Саккиа-Муни абсолютно и бесповоротно осуждает живое бытие. Усилие его направлено на то, чтобы доказать, что и скудные радости бытия — чистые иллюзии, что скорбь составляет основу жизни. Страх перед миром — вот начало премудрости для буддиста. А уж дальше идут метафизические построения, указывающие практический путь для целесообразного бегства из мира.
Но не проще ли дело? Стоит ли придумывать метафизические исходы, когда исход под рукою: самоубийство.
Но нет, буддист не считает самоубийство за исход. Как ни пренебрежительно относится он к действительности, все-же она для него некоторое грандиозное целое, тесно связанное единством морального закона. Буддист не верит, чтобы мое существование с вот этим телом, вот этим характером, вот этим умом, этими поступками и этою судьбою было результатом случая. Нет, все это имеет сложные цепи причин. И так как буддист — моралист, а не физик, то и причины он ищет моральные: все мое я и его судьба — это награды и наказания за поведение в прошлых существованиях. Как же может быть, чтобы эту теряющуюся в бесконечном прошлом нить можно было вдруг и окончательно пресечь одним простым движением. Это невероятно: самоубийство только зачтется, как новая вина, и отбросит свою кровавую тень на последующее существование. Более глухо выражает эту мысль и Шопенгауэр. Но вообще говоря, арийской мысли представление о моральном монизме вселенной, как результате своеобразного автоматического суда над собой каждой индивидуальности, автоматического закона Кармы, — чуждо.
В знаменитом монологе Гамлета мы находим некоторую тень подобной мысли, именно тень.
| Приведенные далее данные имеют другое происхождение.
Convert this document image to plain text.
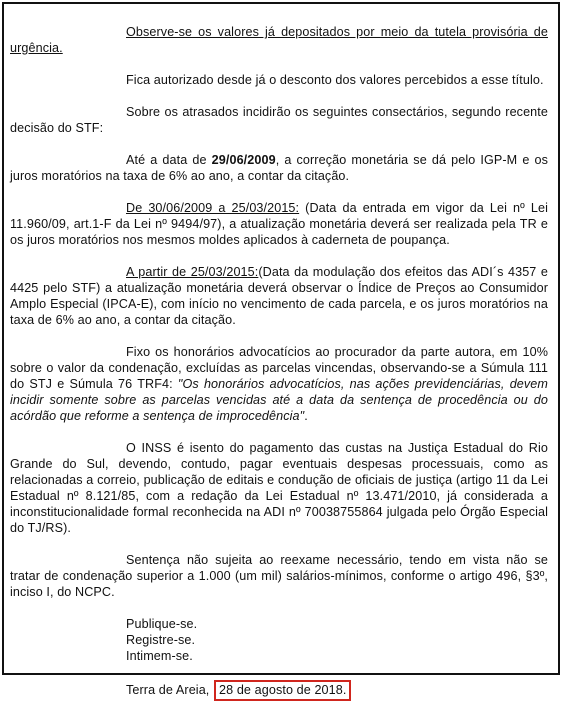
Observe-se os valores já depositados por meio da tutela provisória de urgência.

Fica autorizado desde já o desconto dos valores percebidos a esse título.

Sobre os atrasados incidirão os seguintes consectários, segundo recente decisão do STF:

Até a data de 29/06/2009, a correção monetária se dá pelo IGP-M e os juros moratórios na taxa de 6% ao ano, a contar da citação.

De 30/06/2009 a 25/03/2015: (Data da entrada em vigor da Lei nº Lei 11.960/09, art.1-F da Lei nº 9494/97), a atualização monetária deverá ser realizada pela TR e os juros moratórios nos mesmos moldes aplicados à caderneta de poupança.

A partir de 25/03/2015:(Data da modulação dos efeitos das ADI´s 4357 e 4425 pelo STF) a atualização monetária deverá observar o Índice de Preços ao Consumidor Amplo Especial (IPCA-E), com início no vencimento de cada parcela, e os juros moratórios na taxa de 6% ao ano, a contar da citação.

Fixo os honorários advocatícios ao procurador da parte autora, em 10% sobre o valor da condenação, excluídas as parcelas vincendas, observando-se a Súmula 111 do STJ e Súmula 76 TRF4: "Os honorários advocatícios, nas ações previdenciárias, devem incidir somente sobre as parcelas vencidas até a data da sentença de procedência ou do acórdão que reforme a sentença de improcedência".

O INSS é isento do pagamento das custas na Justiça Estadual do Rio Grande do Sul, devendo, contudo, pagar eventuais despesas processuais, como as relacionadas a correio, publicação de editais e condução de oficiais de justiça (artigo 11 da Lei Estadual nº 8.121/85, com a redação da Lei Estadual nº 13.471/2010, já considerada a inconstitucionalidade formal reconhecida na ADI nº 70038755864 julgada pelo Órgão Especial do TJ/RS).

Sentença não sujeita ao reexame necessário, tendo em vista não se tratar de condenação superior a 1.000 (um mil) salários-mínimos, conforme o artigo 496, §3º, inciso I, do NCPC.

Publique-se.

Registre-se.

Intimem-se.

Terra de Areia, 28 de agosto de 2018.
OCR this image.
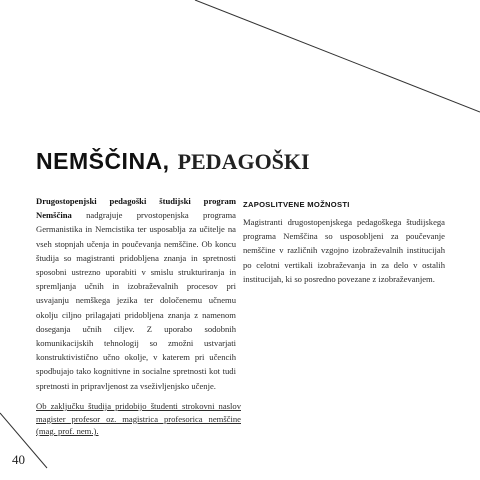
NEMŠČINA, PEDAGOŠKI

Drugostopenjski pedagoški študijski program Nemščina nadgrajuje prvostopenjska programa Germanistika in Nemcistika ter usposablja za učitelje na vseh stopnjah učenja in poučevanja nemščine. Ob koncu študija so magistranti pridobljena znanja in spretnosti sposobni ustrezno uporabiti v smislu strukturiranja in spremljanja učnih in izobraževalnih procesov pri usvajanju nemškega jezika ter določenemu učnemu okolju ciljno prilagajati pridobljena znanja z namenom doseganja učnih ciljev. Z uporabo sodobnih komunikacijskih tehnologij so zmožni ustvarjati konstruktivistično učno okolje, v katerem pri učencih spodbujajo tako kognitivne in socialne spretnosti kot tudi spretnosti in pripravljenost za vseživljenjsko učenje.

Ob zaključku študija pridobijo študenti strokovni naslov magister profesor oz. magistrica profesorica nemščine (mag. prof. nem.).
ZAPOSLITVENE MOŽNOSTI

Magistranti drugostopenjskega pedagoškega študijskega programa Nemščina so usposobljeni za poučevanje nemščine v različnih vzgojno izobraževalnih institucijah po celotni vertikali izobraževanja in za delo v ostalih institucijah, ki so posredno povezane z izobraževanjem.

40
У Гамлета вовсе нет уже уверенности, что смерть отнюдь не прекращает нити бытия, а является только своеобразным узелком на ней. Его останавливает другое: быть может, душа со смертью погружается в глубокий сон, эту низшую форму жизни. Но ведь она допускает все-же возможность сновидений? Не будут ли они черезчур мучительны?
Как характерно: у древних азиатов объективная ткань поступков и воздаяний, у величайшего поэта зари нового времени, поэта, которого Карлейль провозглашает истинным представителем протестантского христианства, — только личность, замкнутое в себе „я“, я — в гробу, населяющее шесть досок его мучительными порождениями собственной фантазии.
Но современный материалист, тот ходячий формулированный Владимиром Соловьевым, гораздо категоричнее. Прежде всего мир для новой философии не моральное, а лишь физическое единство. В этом смысле мы лучше буддистов знаем, что ни один гран нашего тела, ни одна волна энергии, прошедшая сквозь наш организм не может потеряться во вселенной. Но разве, раздробляя себе череп из револьвера, мы хотим убить нашу физику? Это было бы бессмысленно, — физика бессмертна. Нет, мы хотим убить нашу психику. О, она есть только эпифеномен, она только беглое пламя, вспыхивающее над высокой организованной материей — мозгом. Нельзя уничтожить материю, но можно разрушить ее организацию, а с тем вместе задуть и надоевшее нам беглое пламя. Я, как тело, миллионами нитей связан с физической вселенной, но что такое мое духовное я? Ему и места в ней нет. Вес вселенной и ее энергетические уравнения не поколеблются ни на йоту от исчезновения без следа всего сознания мира.